Se em Portugal não usamos algumas expressões específicas do Brasil, é por que não precisamos delas, mas podemos vir a usar. Por exemplo, se eu ler a obra de um autor brasileiro e encontrar uma expressão utilizada apenas no Brasil, então, busco no dicionário o significado. De certa maneira, incorporo a novidade em minha própria língua. O erro é pensar que o idioma português está dividido em compartimentos: português do Brasil, português de Portugal, português de Angola, etc. Tudo isto faz parte da língua portuguesa.

• Qual a importância e a função do escritor?
Se você está preocupado porque vivemos em um tempo de crise, basta recordar que as crises no passado também foram críticas. Você não pergunta a um médico, neste tempo de crise, qual é a função dele. O médico responderia com toda simplicidade: ‘vou continuar a curar os doentes’. E neste tempo de crise, um escritor diz que continuará a escrever, mesmo quando já não vale a pena. Hipoteticamente, pensemos numa situação extrema, em que ninguém mais lesse. Mesmo assim, acredito que ainda valeria a pena continuar escrevendo.

“Atualmente, o único espaço público onde as pessoas se reúnem são os centros comerciais (shopping centers). Os seres humanos deixaram de se encontrar nas praças, nos jardins, nos parques. Nossas habitações transformaram-se em cavernas.”

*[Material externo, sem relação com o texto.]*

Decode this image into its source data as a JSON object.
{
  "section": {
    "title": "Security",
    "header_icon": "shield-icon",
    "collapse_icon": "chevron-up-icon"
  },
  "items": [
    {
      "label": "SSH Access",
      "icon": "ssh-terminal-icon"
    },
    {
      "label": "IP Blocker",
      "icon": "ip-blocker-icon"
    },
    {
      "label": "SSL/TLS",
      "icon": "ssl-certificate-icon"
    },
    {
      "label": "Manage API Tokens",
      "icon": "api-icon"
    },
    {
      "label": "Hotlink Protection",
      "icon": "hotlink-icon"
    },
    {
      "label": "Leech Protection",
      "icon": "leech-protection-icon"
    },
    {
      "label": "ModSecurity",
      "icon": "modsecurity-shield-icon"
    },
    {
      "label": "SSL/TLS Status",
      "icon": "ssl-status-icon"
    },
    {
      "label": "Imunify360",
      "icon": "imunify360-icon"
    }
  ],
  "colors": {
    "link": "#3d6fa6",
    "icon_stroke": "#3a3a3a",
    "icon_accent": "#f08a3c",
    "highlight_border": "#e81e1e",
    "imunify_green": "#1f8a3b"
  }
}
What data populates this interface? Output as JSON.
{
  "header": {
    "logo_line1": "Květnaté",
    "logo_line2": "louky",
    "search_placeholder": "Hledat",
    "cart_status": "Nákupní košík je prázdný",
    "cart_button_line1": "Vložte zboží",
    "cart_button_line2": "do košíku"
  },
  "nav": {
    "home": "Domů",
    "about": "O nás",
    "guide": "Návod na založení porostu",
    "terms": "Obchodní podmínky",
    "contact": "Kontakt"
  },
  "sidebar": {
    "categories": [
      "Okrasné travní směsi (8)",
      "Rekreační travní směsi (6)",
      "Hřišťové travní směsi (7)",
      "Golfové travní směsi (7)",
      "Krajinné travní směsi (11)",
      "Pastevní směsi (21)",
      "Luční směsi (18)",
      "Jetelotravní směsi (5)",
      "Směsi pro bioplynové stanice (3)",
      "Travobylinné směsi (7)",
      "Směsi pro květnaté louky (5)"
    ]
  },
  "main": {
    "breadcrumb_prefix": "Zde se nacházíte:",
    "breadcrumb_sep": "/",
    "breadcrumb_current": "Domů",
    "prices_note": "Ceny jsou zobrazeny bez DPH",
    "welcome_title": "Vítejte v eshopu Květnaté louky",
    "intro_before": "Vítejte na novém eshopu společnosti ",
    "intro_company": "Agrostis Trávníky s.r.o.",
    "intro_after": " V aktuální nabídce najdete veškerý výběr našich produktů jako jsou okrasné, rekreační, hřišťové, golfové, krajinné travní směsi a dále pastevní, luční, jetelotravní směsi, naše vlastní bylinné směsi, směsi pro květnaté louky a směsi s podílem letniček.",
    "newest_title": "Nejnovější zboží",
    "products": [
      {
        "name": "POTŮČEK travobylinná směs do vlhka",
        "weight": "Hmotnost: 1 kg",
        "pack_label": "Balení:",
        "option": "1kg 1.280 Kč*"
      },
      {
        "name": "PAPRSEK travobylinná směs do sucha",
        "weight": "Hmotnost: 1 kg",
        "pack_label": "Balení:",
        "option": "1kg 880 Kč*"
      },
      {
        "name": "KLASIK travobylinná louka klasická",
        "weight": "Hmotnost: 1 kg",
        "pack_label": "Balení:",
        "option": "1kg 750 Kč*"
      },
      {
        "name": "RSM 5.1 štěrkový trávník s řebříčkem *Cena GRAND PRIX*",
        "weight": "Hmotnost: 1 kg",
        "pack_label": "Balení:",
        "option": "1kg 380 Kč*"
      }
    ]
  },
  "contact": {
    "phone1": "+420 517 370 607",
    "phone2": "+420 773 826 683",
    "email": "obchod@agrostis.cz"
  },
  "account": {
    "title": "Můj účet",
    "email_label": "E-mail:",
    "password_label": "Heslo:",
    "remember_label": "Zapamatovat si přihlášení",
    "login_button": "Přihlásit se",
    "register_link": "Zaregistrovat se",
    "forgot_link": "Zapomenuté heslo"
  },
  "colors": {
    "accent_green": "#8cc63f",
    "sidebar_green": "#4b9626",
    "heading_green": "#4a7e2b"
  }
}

“Meu primeiro livro, Terra de Pecado, saiu em 1947. Fiquei praticamente 20 anos sem publicar nada. Sempre me perguntam por que fiquei tanto tempo sem publicar, e, olhando para trás, respondo que silenciei por não ter nada a dizer. Poderia mentir e alegar que parei com a finalidade de adquirir experiência. Seria o mais completo disparate. Quem é que poderia garantir que eu não morreria naquele período? Em cada momento, fiz aquilo que devia fazer. Exerci diversas profissões, como serralheiro mecânico, funcionário da saúde e da previdência, editor, tradutor, e nunca tive nenhuma ambição de fazer uma carreira. Nos tempos atuais, em que todas as pessoas entraram numa correria desesperada para vencer, eu seria um vencido, por que eu não compito. Simplesmente, faço aquilo que tem de ser feito. O resultado também não me preocupa. Aconteça o que tem de acontecer.”

Marcio Renato dos Santos

É jornalista e escritor. Autor de Minda-Au e Mais laiquis, entre outros.